"Give a Piece a Chance." — Books. Blog. Pie Classes. And a Pinch of Activism.

My Pie Memoir: Chapter One

I spent last summer in Texas working on my pie memoir. I was half way through it when Marcus died. The time stamp on my Word document shows the last day I worked on the manuscript was August 18, 2009, 6:04 pm. The next morning I got The Phone Call, telling me Marcus was gone. I keep trying to get back to writing my pie book. But the story has changed and I’m not ready to tell it. I did try to start again. These next 530 words are as far as I could get. Maybe someday I’ll write a book about pie, about Marcus, about life…about finding the will to keep going, to keep writing, to keep making pie. Just not yet.

CHAPTER ONE (sort of)

I blame pie.

If it wasn’t for banana cream pie I would never have been born. If my mom hadn’t made my dad that pie, the one with the creamy vanilla pudding, loaded with sliced bananas, and covered in a mound of whipping cream, the one that prompted him to propose to her, I wouldn’t be here. Think about it. The anatomical shape of bananas. The pudding so luscious and moist. The cream on top as soft as a pillow on which to lie down and inspire certain sensuous acts. They were virgins and intended to stay that way until they exchanged vows at the altar. That pie made wedding plans urgent. If it wasn’t for that pie they may never have gotten married and had kids, had me.

If I had never been born I would have never learned to make pie, not just banana cream but apple and strawberry-rhubarb and chocolate cream and peach crumble and many others. If I had never been born I would have never grown up to become a writer and gotten that job at the dot com that paid so well but stressed me out so much I quit to become a full-time pie baker in Malibu.

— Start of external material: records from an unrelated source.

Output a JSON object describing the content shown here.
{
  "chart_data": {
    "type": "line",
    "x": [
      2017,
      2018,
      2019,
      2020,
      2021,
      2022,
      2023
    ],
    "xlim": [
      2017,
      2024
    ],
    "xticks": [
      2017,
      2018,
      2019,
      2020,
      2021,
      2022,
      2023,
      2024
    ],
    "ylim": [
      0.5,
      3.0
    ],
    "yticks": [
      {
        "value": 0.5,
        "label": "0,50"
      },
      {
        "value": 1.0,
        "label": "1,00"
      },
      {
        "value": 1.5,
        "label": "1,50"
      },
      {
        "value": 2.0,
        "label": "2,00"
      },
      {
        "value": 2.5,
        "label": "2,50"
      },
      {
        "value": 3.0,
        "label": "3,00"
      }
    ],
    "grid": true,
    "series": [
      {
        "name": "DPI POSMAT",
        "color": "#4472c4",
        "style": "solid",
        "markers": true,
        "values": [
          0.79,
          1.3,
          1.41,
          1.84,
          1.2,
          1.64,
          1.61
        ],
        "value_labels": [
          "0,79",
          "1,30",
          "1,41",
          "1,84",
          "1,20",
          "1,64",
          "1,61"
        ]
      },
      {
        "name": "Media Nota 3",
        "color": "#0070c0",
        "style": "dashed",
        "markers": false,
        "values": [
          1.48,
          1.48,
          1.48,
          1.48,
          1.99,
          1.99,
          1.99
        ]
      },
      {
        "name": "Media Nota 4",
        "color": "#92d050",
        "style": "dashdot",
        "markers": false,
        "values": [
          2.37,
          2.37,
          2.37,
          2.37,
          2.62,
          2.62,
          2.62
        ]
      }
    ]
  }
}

If I hadn’t gotten that baking job I would have never made pies for Barbra Streisand and Mel Gibson and I would have never taken time off to go on that road trip, the one where I ended up at Crater Lake National Park and met Marcus that night in the hotel lobby.

If I had never met Marcus, never fallen in love with him and his almond green eyes, exotic German-British accent, and those odd-yet-elegant leather hiking boots that laced up the sides, I would have never invited him to join me at my friends’ wedding in Tuscany. And thus, I would have never taken the train from Italy to his apartment in Stuttgart, Germany carrying that pie I made him, the apple one heaped high with fruit, drowning in its own juices and radiating the seductive scent of cinnamon, the one that made him realize I was like no woman he’d ever met before and that he couldn’t live without me, the pie that prompted him to propose to me.

If it wasn’t for pie I would have never been born. I would have never married Marcus and moved to Germany, to Oregon, and then to Mexico with him. If I had never married him, I would not have been the one listed as the emergency contact, the one who got The Phone Call that day. I never would have learned how a call from a medical examiner can only mean one thing, how harsh the word would sound in my ears – “Deceased,” he said – and how that word would haunt me, change my life, change me.

If I had never been born I would have never known what it feels like to lose Marcus, never known what his sexy, athletic body, the body I had made love to hundreds of times, looked like lying in a casket, cold, hard, lifeless, eventually cremated, his ashes buried, never to be seen again.

If only my mom hadn’t made my dad that banana cream pie. Fuck pie.